Abstract

Generally speaking, we may say that the Nile surpasses all the rivers of the inhabited world in its benefactions to mankind. Diodorus Siculus “The land of Egypt is the gift of the river,” one of the most often quoted observations about ancient Egypt, was made by Herodotus, the fifth-century BCE Greek historian. It was not an original idea of his, and he may have even borrowed it from another ancient author, but it was a common way in his time to describe the dependence that the country had on the life-giving renewal brought by the annual inundation, or flooding, of the river Nile. His statement also emphasized the fact that the fertile Nile delta had been built up over centuries by the silt carried downstream each year by that flood, and it was fundamentally the delta that the world of the Greeks and Romans knew best. The landscape of Egypt as seen from space has been compared to a lotus flower on a long stalk, with only one large leaf on one side.

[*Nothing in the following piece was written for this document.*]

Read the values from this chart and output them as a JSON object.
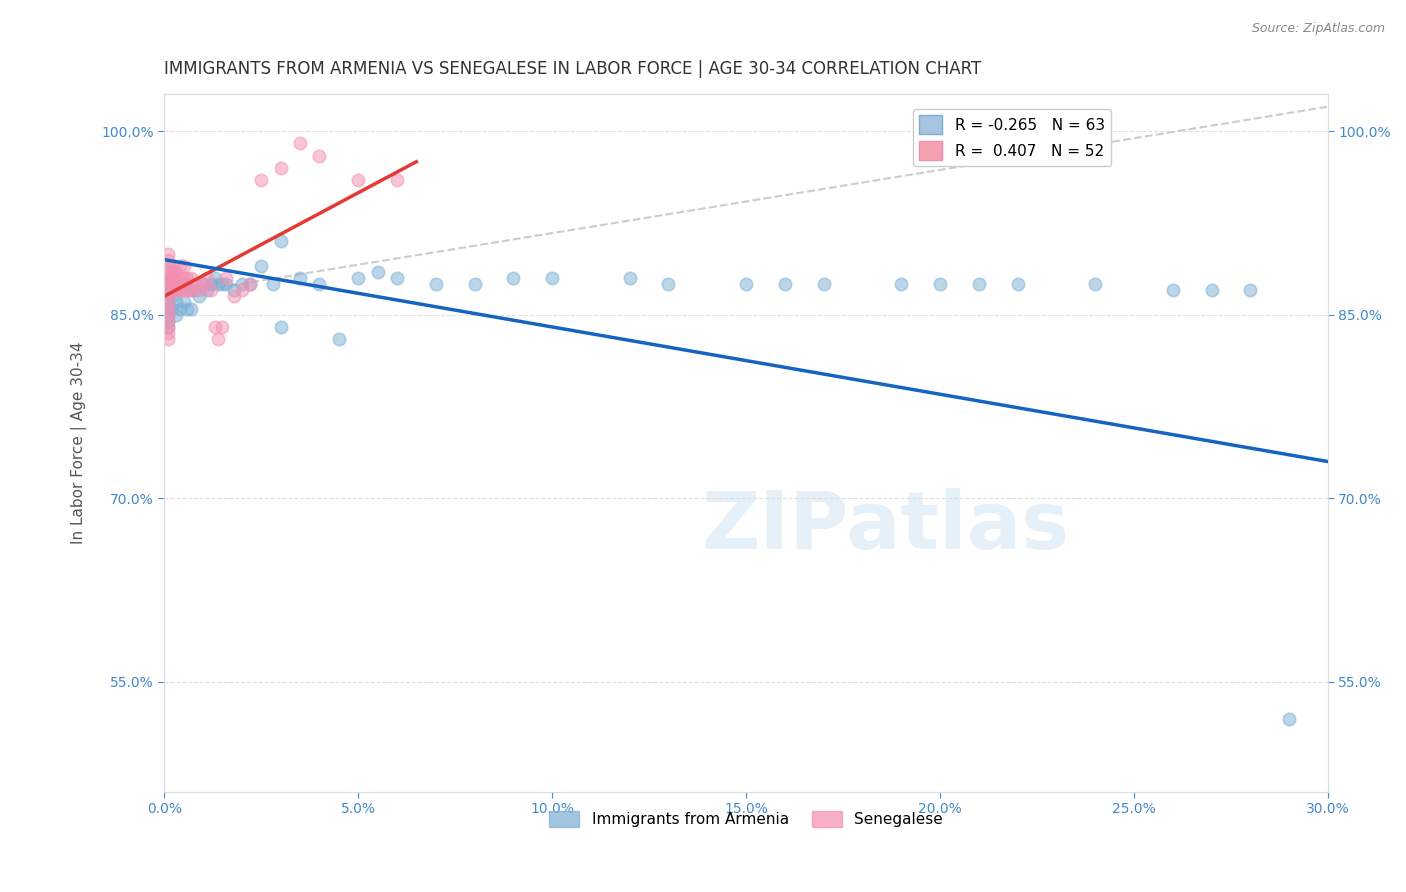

In a satellite image the long ribbon of the Nile and the narrow cultivated area along its banks terminates in the fan-shaped delta, the “flower.” The “leaf” is the Fayum depression on the west, with its large lake. Although it is obviously a coincidence, the visual comparison of Egypt to the lotus is an apt one because the ancient Egyptians had a strong belief in the symbolism of the flower as an image of rebirth or resurrection.